A Workers and Peasants India, a workers counciler Republic, would aborgate ALL treaties and seek to renotiatate those that hinder India's development. One of these would be that 1-2-3 agreement. Marxists are not adverse to signing bi-lateral national agreements. But it is whose class interests that these agreements need to be renegotiated. Especially energy ones.

The eventual phasing out of coal burning must be a priority. It is likely that 10s of thousands of Indians die each year because of the expansion of coal production. Millions more come down with respiratory and cardiac disease because of it. And not to mention the massive contribution of CO2 into the planets atmosphere.

These small reactors deveoped by Indian's small but highly educated brigade of intellectual workers are one solution.

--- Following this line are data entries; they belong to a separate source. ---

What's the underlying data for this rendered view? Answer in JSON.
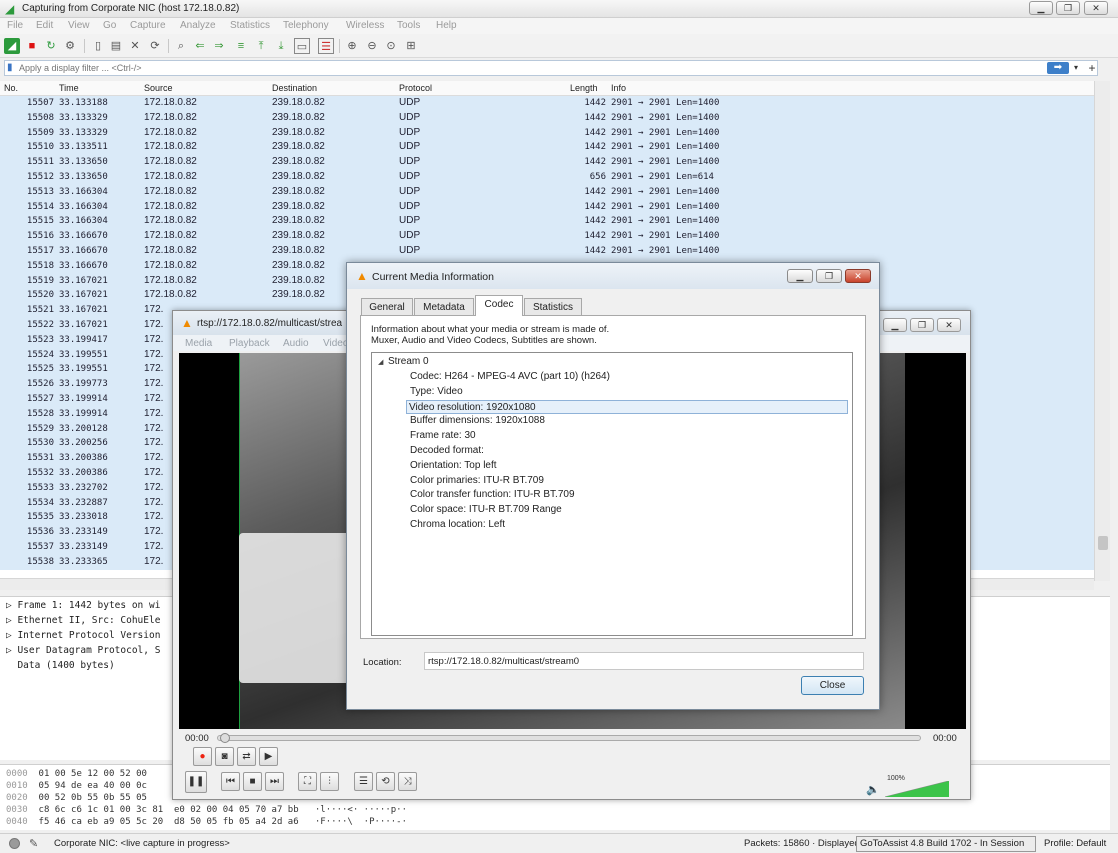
{
  "wireshark": {
    "title": "Capturing from Corporate NIC (host 172.18.0.82)",
    "menu": [
      "File",
      "Edit",
      "View",
      "Go",
      "Capture",
      "Analyze",
      "Statistics",
      "Telephony",
      "Wireless",
      "Tools",
      "Help"
    ],
    "filter_placeholder": "Apply a display filter ... <Ctrl-/>",
    "columns": [
      "No.",
      "Time",
      "Source",
      "Destination",
      "Protocol",
      "Length",
      "Info"
    ],
    "packets": [
      {
        "no": "15507",
        "time": "33.133188",
        "src": "172.18.0.82",
        "dst": "239.18.0.82",
        "proto": "UDP",
        "len": "1442",
        "info": "2901 → 2901 Len=1400"
      },
      {
        "no": "15508",
        "time": "33.133329",
        "src": "172.18.0.82",
        "dst": "239.18.0.82",
        "proto": "UDP",
        "len": "1442",
        "info": "2901 → 2901 Len=1400"
      },
      {
        "no": "15509",
        "time": "33.133329",
        "src": "172.18.0.82",
        "dst": "239.18.0.82",
        "proto": "UDP",
        "len": "1442",
        "info": "2901 → 2901 Len=1400"
      },
      {
        "no": "15510",
        "time": "33.133511",
        "src": "172.18.0.82",
        "dst": "239.18.0.82",
        "proto": "UDP",
        "len": "1442",
        "info": "2901 → 2901 Len=1400"
      },
      {
        "no": "15511",
        "time": "33.133650",
        "src": "172.18.0.82",
        "dst": "239.18.0.82",
        "proto": "UDP",
        "len": "1442",
        "info": "2901 → 2901 Len=1400"
      },
      {
        "no": "15512",
        "time": "33.133650",
        "src": "172.18.0.82",
        "dst": "239.18.0.82",
        "proto": "UDP",
        "len": "656",
        "info": "2901 → 2901 Len=614"
      },
      {
        "no": "15513",
        "time": "33.166304",
        "src": "172.18.0.82",
        "dst": "239.18.0.82",
        "proto": "UDP",
        "len": "1442",
        "info": "2901 → 2901 Len=1400"
      },
      {
        "no": "15514",
        "time": "33.166304",
        "src": "172.18.0.82",
        "dst": "239.18.0.82",
        "proto": "UDP",
        "len": "1442",
        "info": "2901 → 2901 Len=1400"
      },
      {
        "no": "15515",
        "time": "33.166304",
        "src": "172.18.0.82",
        "dst": "239.18.0.82",
        "proto": "UDP",
        "len": "1442",
        "info": "2901 → 2901 Len=1400"
      },
      {
        "no": "15516",
        "time": "33.166670",
        "src": "172.18.0.82",
        "dst": "239.18.0.82",
        "proto": "UDP",
        "len": "1442",
        "info": "2901 → 2901 Len=1400"
      },
      {
        "no": "15517",
        "time": "33.166670",
        "src": "172.18.0.82",
        "dst": "239.18.0.82",
        "proto": "UDP",
        "len": "1442",
        "info": "2901 → 2901 Len=1400"
      },
      {
        "no": "15518",
        "time": "33.166670",
        "src": "172.18.0.82",
        "dst": "239.18.0.82",
        "proto": "",
        "len": "",
        "info": ""
      },
      {
        "no": "15519",
        "time": "33.167021",
        "src": "172.18.0.82",
        "dst": "239.18.0.82",
        "proto": "",
        "len": "",
        "info": ""
      },
      {
        "no": "15520",
        "time": "33.167021",
        "src": "172.18.0.82",
        "dst": "239.18.0.82",
        "proto": "",
        "len": "",
        "info": ""
      },
      {
        "no": "15521",
        "time": "33.167021",
        "src": "172.",
        "dst": "",
        "proto": "",
        "len": "",
        "info": ""
      },
      {
        "no": "15522",
        "time": "33.167021",
        "src": "172.",
        "dst": "",
        "proto": "",
        "len": "",
        "info": ""
      },
      {
        "no": "15523",
        "time": "33.199417",
        "src": "172.",
        "dst": "",
        "proto": "",
        "len": "",
        "info": ""
      },
      {
        "no": "15524",
        "time": "33.199551",
        "src": "172.",
        "dst": "",
        "proto": "",
        "len": "",
        "info": ""
      },
      {
        "no": "15525",
        "time": "33.199551",
        "src": "172.",
        "dst": "",
        "proto": "",
        "len": "",
        "info": ""
      },
      {
        "no": "15526",
        "time": "33.199773",
        "src": "172.",
        "dst": "",
        "proto": "",
        "len": "",
        "info": ""
      },
      {
        "no": "15527",
        "time": "33.199914",
        "src": "172.",
        "dst": "",
        "proto": "",
        "len": "",
        "info": ""
      },
      {
        "no": "15528",
        "time": "33.199914",
        "src": "172.",
        "dst": "",
        "proto": "",
        "len": "",
        "info": ""
      },
      {
        "no": "15529",
        "time": "33.200128",
        "src": "172.",
        "dst": "",
        "proto": "",
        "len": "",
        "info": ""
      },
      {
        "no": "15530",
        "time": "33.200256",
        "src": "172.",
        "dst": "",
        "proto": "",
        "len": "",
        "info": ""
      },
      {
        "no": "15531",
        "time": "33.200386",
        "src": "172.",
        "dst": "",
        "proto": "",
        "len": "",
        "info": ""
      },
      {
        "no": "15532",
        "time": "33.200386",
        "src": "172.",
        "dst": "",
        "proto": "",
        "len": "",
        "info": ""
      },
      {
        "no": "15533",
        "time": "33.232702",
        "src": "172.",
        "dst": "",
        "proto": "",
        "len": "",
        "info": ""
      },
      {
        "no": "15534",
        "time": "33.232887",
        "src": "172.",
        "dst": "",
        "proto": "",
        "len": "",
        "info": ""
      },
      {
        "no": "15535",
        "time": "33.233018",
        "src": "172.",
        "dst": "",
        "proto": "",
        "len": "",
        "info": ""
      },
      {
        "no": "15536",
        "time": "33.233149",
        "src": "172.",
        "dst": "",
        "proto": "",
        "len": "",
        "info": ""
      },
      {
        "no": "15537",
        "time": "33.233149",
        "src": "172.",
        "dst": "",
        "proto": "",
        "len": "",
        "info": ""
      },
      {
        "no": "15538",
        "time": "33.233365",
        "src": "172.",
        "dst": "",
        "proto": "",
        "len": "",
        "info": ""
      }
    ],
    "details": [
      "Frame 1: 1442 bytes on wi",
      "Ethernet II, Src: CohuEle",
      "Internet Protocol Version",
      "User Datagram Protocol, S",
      "Data (1400 bytes)"
    ],
    "bytes": [
      {
        "offset": "0000",
        "hex": "01 00 5e 12 00 52 00",
        "ascii": ""
      },
      {
        "offset": "0010",
        "hex": "05 94 de ea 40 00 0c",
        "ascii": ""
      },
      {
        "offset": "0020",
        "hex": "00 52 0b 55 0b 55 05",
        "ascii": ""
      },
      {
        "offset": "0030",
        "hex": "c8 6c c6 1c 01 00 3c 81  e0 02 00 04 05 70 a7 bb",
        "ascii": "·l····<· ·····p··"
      },
      {
        "offset": "0040",
        "hex": "f5 46 ca eb a9 05 5c 20  d8 50 05 fb 05 a4 2d a6",
        "ascii": "·F····\\  ·P····-·"
      }
    ],
    "status": {
      "capture": "Corporate NIC: <live capture in progress>",
      "packets": "Packets: 15860 · Displayed",
      "overlay": "GoToAssist 4.8 Build 1702 - In Session",
      "profile": "Profile: Default"
    }
  },
  "vlc": {
    "title": "rtsp://172.18.0.82/multicast/strea",
    "menu": [
      "Media",
      "Playback",
      "Audio",
      "Video"
    ],
    "time_elapsed": "00:00",
    "time_total": "00:00",
    "volume": "100%",
    "volume_level": 1.0
  },
  "media_info": {
    "title": "Current Media Information",
    "tabs": [
      "General",
      "Metadata",
      "Codec",
      "Statistics"
    ],
    "active_tab": "Codec",
    "description_1": "Information about what your media or stream is made of.",
    "description_2": "Muxer, Audio and Video Codecs, Subtitles are shown.",
    "stream": "Stream 0",
    "properties": [
      "Codec: H264 - MPEG-4 AVC (part 10) (h264)",
      "Type: Video",
      "Video resolution: 1920x1080",
      "Buffer dimensions: 1920x1088",
      "Frame rate: 30",
      "Decoded format:",
      "Orientation: Top left",
      "Color primaries: ITU-R BT.709",
      "Color transfer function: ITU-R BT.709",
      "Color space: ITU-R BT.709 Range",
      "Chroma location: Left"
    ],
    "selected_index": 2,
    "location_label": "Location:",
    "location": "rtsp://172.18.0.82/multicast/stream0",
    "close_label": "Close"
  },
  "colors": {
    "row_bg": "#daeaf8",
    "vlc_orange": "#f08a00",
    "volume_green": "#3cc44a"
  }
}
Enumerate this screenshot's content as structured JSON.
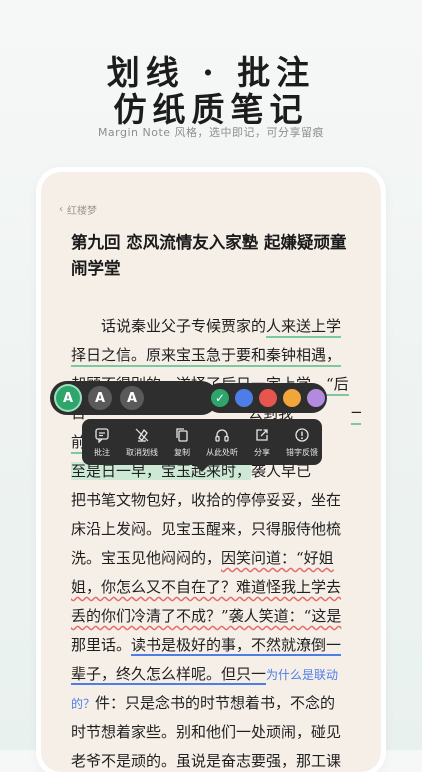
{
  "promo": {
    "title_line1": "划线 · 批注",
    "title_line2": "仿纸质笔记",
    "subtitle": "Margin Note 风格，选中即记，可分享留痕"
  },
  "reader": {
    "back_label": "红楼梦",
    "chapter_title_line1": "第九回 恋风流情友入家塾 起嫌疑顽童",
    "chapter_title_line2": "闹学堂",
    "lines": {
      "l1a": "　　话说秦业父子专候贾家的",
      "l1b": "人来送上学",
      "l2": "择日之信。原来宝玉急于要和秦钟相遇，",
      "l3": "却顾不得别的，遂择了后日一定上学。“后",
      "l4a": "日",
      "l4b": "公到我",
      "l4c": "一同",
      "l5": "前",
      "l6a": "至是日一早，宝玉起来时，",
      "l6b": "袭人早已",
      "l7": "把书笔文物包好，收拾的停停妥妥，坐在",
      "l8": "床沿上发闷。见宝玉醒来，只得服侍他梳",
      "l9a": "洗。宝玉见他闷闷的，",
      "l9b": "因笑问道：“好姐",
      "l10": "姐，你怎么又不自在了？难道怪我上学去",
      "l11": "丢的你们冷清了不成？”袭人笑道：“这是",
      "l12a": "那里话。",
      "l12b": "读书是极好的事，不然就潦倒一",
      "l13": "辈子，终久怎么样呢。但只一",
      "l13note": "为什么是联动",
      "l14note": "的？",
      "l14": "件：只是念书的时节想着书，不念的",
      "l15": "时节想着家些。别和他们一处顽闹，碰见",
      "l16": "老爷不是顽的。虽说是奋志要强，那工课"
    }
  },
  "style_bar": {
    "buttons": [
      "A",
      "A",
      "A"
    ]
  },
  "color_bar": {
    "colors": [
      "#2ea66b",
      "#4d7ee8",
      "#e8554e",
      "#f0a63a",
      "#b28be0"
    ]
  },
  "action_bar": {
    "items": [
      "批注",
      "取消划线",
      "复制",
      "从此处听",
      "分享",
      "错字反馈"
    ]
  }
}
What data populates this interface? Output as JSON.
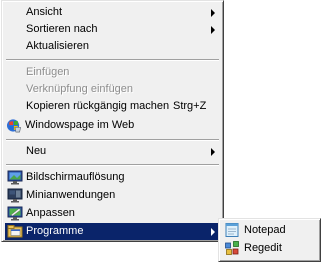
{
  "context_menu": {
    "view": "Ansicht",
    "sort_by": "Sortieren nach",
    "refresh": "Aktualisieren",
    "paste": "Einfügen",
    "paste_shortcut": "Verknüpfung einfügen",
    "undo_copy": "Kopieren rückgängig machen",
    "undo_copy_shortcut": "Strg+Z",
    "windows_page": "Windowspage im Web",
    "new": "Neu",
    "screen_resolution": "Bildschirmauflösung",
    "gadgets": "Minianwendungen",
    "personalize": "Anpassen",
    "programs": "Programme"
  },
  "submenu": {
    "notepad": "Notepad",
    "regedit": "Regedit"
  },
  "colors": {
    "menu_bg": "#f0f0f0",
    "selection": "#0a246a",
    "disabled_text": "#8d8d8d"
  }
}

Because they are small...200MWs vs the larger 1000MWs and 1800MWs reactors being built elsewhere in India and around the world, the still developing grid in India is better suited for such small reactors which can be added to *incrementally* as resources (financial, materially, and intellectually) become available. Under a Workers and Peasants council republic, these reactors, converted to burn India's vast quantity of thorium and thus break dependence on the Wests monopoly over uranium supplies, can jump-start the much need rural electrificaiton campaign to bring India's rural masses into the 21st Century.

To achieve this, the overthrow of the Indian capitalist state by India's organized working class is a pre-requisite.